The other was getting middle-income shoppers back. During the years when the mall was perceived as a place to be avoided, middle and upper income black business persons and professionals who lived in affluent Windsor Hills, View Park, Baldwin Hills and Leimert Park did what many whites did. They went elsewhere to do their shopping.

The elsewhere was Century City, the Grove, the Westside Pavillion, the South Bay Mall, and the Santa Monica Mall. It will be a tough sell to get many of them back.

The key to that is a safe shopping environment, adequate parking, quality stores and merchandise, and the restaurants and entertainment venues that have been the staple of other successful shopping centers.

Another challenge is employment. According to projections by the Community Redevelopment Agency of the city of Los Angeles, the mall’s renovation is expected to create 1,350 construction jobs and 2,600 permanent jobs. The task is to ensure that the bulk of those jobs are held by residents of the Crenshaw and Baldwin Hills communities.

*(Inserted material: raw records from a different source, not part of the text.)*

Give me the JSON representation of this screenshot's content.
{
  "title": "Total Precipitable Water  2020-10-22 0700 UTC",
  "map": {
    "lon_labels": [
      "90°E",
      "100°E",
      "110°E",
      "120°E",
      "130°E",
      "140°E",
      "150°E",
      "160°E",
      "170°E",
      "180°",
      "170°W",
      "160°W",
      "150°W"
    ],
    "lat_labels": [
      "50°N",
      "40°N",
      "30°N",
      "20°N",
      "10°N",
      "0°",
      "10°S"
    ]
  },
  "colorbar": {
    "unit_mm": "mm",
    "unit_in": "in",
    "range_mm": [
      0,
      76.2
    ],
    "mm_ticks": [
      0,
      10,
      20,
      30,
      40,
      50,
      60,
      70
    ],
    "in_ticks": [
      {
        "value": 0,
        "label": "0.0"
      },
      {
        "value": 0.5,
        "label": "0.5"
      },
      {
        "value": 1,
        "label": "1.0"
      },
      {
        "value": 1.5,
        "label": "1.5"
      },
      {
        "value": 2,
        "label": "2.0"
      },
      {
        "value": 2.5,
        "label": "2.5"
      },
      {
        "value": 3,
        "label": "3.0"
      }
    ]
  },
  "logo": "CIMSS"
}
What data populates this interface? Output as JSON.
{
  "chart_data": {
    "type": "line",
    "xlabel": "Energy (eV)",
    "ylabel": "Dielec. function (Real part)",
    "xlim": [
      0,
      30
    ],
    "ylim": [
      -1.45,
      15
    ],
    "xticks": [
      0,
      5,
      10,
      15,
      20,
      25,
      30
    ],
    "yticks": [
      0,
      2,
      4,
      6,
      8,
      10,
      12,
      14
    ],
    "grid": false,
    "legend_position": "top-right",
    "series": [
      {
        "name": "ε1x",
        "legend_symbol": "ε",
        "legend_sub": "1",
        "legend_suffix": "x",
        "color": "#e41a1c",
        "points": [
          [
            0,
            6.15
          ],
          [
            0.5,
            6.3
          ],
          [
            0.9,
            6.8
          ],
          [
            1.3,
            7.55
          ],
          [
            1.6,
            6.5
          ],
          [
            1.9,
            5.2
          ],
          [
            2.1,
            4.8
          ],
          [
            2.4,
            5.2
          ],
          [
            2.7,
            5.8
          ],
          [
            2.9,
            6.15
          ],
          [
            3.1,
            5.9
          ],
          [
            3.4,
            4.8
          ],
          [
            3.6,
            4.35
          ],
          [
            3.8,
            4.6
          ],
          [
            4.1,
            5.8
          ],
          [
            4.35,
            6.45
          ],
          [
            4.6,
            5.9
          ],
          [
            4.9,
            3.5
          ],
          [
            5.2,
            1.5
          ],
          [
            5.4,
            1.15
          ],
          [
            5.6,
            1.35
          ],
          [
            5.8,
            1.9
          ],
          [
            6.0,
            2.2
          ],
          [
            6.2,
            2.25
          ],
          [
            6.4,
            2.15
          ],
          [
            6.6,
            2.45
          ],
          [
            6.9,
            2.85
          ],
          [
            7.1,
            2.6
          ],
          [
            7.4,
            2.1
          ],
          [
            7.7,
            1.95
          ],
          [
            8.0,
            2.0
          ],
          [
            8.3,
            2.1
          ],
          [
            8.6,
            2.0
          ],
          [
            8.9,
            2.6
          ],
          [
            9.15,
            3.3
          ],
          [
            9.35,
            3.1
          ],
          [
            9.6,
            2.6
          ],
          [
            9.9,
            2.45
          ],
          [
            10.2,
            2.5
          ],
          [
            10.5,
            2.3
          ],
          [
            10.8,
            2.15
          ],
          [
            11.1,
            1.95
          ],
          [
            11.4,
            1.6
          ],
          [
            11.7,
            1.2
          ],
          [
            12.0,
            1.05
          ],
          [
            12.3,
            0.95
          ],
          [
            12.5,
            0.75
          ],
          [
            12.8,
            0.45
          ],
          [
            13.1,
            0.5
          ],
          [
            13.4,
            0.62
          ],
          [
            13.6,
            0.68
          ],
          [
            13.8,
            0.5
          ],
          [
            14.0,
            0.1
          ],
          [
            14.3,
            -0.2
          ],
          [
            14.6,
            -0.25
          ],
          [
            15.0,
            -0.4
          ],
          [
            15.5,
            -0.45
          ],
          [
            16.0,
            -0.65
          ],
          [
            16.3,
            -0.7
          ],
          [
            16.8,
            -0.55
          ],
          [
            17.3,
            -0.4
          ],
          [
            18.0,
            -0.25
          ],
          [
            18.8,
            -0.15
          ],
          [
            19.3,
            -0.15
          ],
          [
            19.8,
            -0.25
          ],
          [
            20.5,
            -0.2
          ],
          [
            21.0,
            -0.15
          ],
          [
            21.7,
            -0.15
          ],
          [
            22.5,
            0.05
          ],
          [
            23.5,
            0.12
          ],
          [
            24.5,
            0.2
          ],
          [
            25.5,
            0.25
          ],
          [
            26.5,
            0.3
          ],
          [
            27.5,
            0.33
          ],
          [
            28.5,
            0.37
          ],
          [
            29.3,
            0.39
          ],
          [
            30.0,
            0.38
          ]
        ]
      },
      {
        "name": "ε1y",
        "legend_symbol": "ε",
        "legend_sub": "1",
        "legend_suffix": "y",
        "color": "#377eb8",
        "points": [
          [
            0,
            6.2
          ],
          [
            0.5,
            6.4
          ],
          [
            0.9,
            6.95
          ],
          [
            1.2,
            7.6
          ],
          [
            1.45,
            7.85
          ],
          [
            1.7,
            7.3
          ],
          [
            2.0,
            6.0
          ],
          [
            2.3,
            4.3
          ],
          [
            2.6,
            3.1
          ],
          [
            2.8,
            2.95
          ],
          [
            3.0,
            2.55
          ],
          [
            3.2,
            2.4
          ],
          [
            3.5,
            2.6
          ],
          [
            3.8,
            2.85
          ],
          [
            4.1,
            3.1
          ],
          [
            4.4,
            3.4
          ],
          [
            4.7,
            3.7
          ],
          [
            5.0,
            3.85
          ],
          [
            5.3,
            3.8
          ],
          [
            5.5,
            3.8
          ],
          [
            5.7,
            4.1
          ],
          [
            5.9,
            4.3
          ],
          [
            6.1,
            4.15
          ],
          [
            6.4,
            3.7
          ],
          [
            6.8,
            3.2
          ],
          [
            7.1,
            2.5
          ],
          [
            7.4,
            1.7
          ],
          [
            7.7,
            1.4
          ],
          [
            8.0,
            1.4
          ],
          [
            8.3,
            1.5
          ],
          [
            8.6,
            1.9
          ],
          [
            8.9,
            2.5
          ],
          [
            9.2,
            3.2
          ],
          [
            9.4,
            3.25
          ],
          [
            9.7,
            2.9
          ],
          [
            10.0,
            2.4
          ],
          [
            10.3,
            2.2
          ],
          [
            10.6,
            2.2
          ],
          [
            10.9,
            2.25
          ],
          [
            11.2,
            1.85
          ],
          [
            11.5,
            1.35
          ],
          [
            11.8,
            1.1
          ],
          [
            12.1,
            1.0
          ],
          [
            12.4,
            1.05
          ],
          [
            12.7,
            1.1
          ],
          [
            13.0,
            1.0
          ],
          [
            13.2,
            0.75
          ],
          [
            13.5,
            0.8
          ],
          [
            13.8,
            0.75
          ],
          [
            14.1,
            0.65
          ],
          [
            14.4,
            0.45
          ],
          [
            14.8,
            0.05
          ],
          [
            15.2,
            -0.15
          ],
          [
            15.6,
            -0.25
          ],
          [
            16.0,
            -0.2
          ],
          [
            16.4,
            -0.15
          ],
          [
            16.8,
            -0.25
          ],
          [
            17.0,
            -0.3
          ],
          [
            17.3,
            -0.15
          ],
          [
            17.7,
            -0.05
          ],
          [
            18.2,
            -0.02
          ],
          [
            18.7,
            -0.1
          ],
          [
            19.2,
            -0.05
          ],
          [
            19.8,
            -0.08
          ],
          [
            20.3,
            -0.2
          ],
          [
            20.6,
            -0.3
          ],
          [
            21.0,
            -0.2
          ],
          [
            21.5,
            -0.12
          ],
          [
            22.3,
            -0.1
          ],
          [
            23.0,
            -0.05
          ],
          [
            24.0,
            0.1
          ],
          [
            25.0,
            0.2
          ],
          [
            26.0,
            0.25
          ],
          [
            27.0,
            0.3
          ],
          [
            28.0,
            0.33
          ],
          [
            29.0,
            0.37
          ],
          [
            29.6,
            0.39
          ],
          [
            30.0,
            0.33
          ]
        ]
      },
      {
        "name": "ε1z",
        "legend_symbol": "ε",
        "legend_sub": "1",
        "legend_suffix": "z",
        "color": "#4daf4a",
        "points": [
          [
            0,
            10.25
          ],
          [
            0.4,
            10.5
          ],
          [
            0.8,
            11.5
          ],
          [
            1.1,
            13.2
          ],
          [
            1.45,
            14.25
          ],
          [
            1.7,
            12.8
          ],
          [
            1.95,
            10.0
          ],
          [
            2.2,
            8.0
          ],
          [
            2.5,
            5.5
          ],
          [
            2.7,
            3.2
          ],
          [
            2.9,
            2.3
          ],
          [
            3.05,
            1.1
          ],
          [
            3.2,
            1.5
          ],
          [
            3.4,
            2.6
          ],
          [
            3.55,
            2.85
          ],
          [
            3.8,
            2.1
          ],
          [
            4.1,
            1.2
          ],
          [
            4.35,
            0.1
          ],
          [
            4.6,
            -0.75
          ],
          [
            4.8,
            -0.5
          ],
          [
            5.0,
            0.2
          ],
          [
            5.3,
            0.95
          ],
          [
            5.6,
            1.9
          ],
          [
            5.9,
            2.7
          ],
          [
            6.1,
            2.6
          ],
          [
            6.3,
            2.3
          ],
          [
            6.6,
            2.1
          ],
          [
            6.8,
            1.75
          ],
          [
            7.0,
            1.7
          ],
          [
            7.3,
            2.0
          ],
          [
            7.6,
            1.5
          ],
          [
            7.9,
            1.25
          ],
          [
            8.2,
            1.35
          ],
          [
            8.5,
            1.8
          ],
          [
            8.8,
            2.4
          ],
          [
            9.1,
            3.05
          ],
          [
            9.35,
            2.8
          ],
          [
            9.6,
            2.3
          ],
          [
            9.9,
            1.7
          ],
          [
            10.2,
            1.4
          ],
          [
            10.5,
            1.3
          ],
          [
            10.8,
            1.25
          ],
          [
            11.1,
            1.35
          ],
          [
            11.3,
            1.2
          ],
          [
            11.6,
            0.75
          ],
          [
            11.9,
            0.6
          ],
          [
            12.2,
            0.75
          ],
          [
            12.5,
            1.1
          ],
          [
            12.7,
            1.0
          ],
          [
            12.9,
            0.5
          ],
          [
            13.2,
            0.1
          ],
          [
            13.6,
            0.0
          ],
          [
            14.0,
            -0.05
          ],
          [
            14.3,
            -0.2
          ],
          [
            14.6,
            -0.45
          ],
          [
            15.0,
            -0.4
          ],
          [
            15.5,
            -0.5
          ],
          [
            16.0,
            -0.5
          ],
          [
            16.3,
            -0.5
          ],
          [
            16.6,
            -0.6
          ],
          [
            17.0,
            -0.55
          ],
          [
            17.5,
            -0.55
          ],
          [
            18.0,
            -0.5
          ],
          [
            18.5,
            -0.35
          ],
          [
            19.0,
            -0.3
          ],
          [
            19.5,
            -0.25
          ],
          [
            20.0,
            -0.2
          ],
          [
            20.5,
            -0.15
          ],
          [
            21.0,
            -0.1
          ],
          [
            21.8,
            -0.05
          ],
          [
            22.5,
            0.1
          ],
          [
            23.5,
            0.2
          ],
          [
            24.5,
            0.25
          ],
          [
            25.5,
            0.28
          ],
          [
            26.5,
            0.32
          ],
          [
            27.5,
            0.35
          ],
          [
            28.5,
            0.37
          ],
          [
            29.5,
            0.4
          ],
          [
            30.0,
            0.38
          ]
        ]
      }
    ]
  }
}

This is especially important because of the chronic higher unemployment rates among blacks and Hispanics. Being a major area employer would also encourage greater local buying. This would reinforce the sense in the community that the mall is indeed “our mall.”

A modern, upscale, business and consumer friendly mall will refute the ancient stereotype of inner-city neighborhoods as crime infested, impoverished wastelands. Dispelling that stereotype could do much to convince other investors and businesses that plopping dollars into South L.A. can be an economic win-win proposition.

If the Baldwin Hills Crenshaw Plaza can deliver on the promise of its past and the future, it could serve as the much-needed model for inner-city revitalization.

Earl Ofari Hutchinson is an author and political analyst. His latest book is “Trump and the GOP: Race Baiting to the White House” (Amazon Kindle). He is a weekly co-host of the Al Sharpton Show on Radio One and the host of the weekly Hutchinson Report on KPFK 90.7 FM Los Angeles and the Pacifica Network.